Synthesis of cross-linkable fluorinated core–shell latex nanoparticles and the hydrophobic stability of films

Abstract

Core–shell structured latex nanoparticles containing perfluoroalkyl and cross-linkable groups in the shell layer are prepared by two-step emulsion polymerization method. Specifically, the emulsion copolymerization of isobornyl methacrylate (IBOMA) and butyl acrylate (BA) leads to core particle, on which the mixture of IBOMA, BA and fluorinated acrylate monomer is copolymerized with glycidyl methacrylate and acrylic acid, respectively, to generate epoxy- and carboxyl-containing fluorinated latex nanoparticles.
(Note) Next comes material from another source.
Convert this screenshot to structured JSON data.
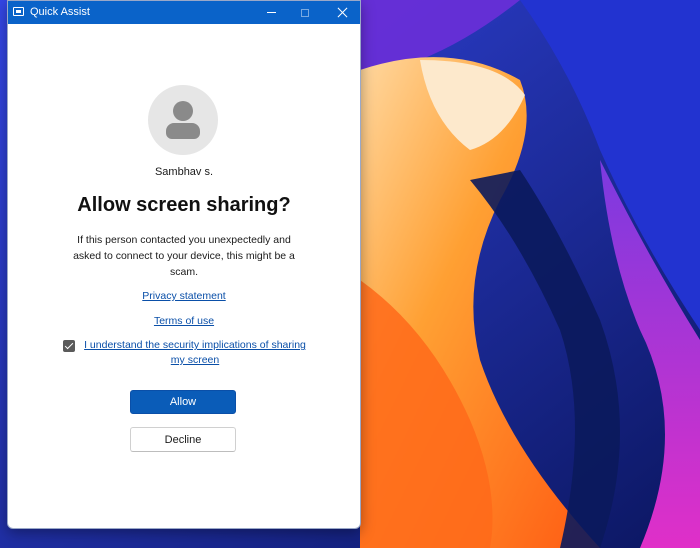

The contents of fluorine and cross-linkable monomer are adjusted over a range from 0 to 12 wt%, and from 0 to 20 mol%, respectively. The core–shelled nanostructures of latex particles are confirmed by dynamic light scattering and high-resolution TEM. After thermal treatment, the cross-linked films exhibit significantly improved thermal and hydrophobic stability. Moreover, it is found that, in comparison with the non-cross-linked film, a suitable cross-linking degree is advantageous for the segregation of fluorinated groups on the film surface. The cross-linked film with 6 wt% fluorine exhibits a low surface tension of 17.7 mN/m, even lower than that of polytetrafluoroethylene (18.5 mN/m), owing to the high enrichment of fluorine, as evidenced by XPS, ATR-FTIR and AFM measurements.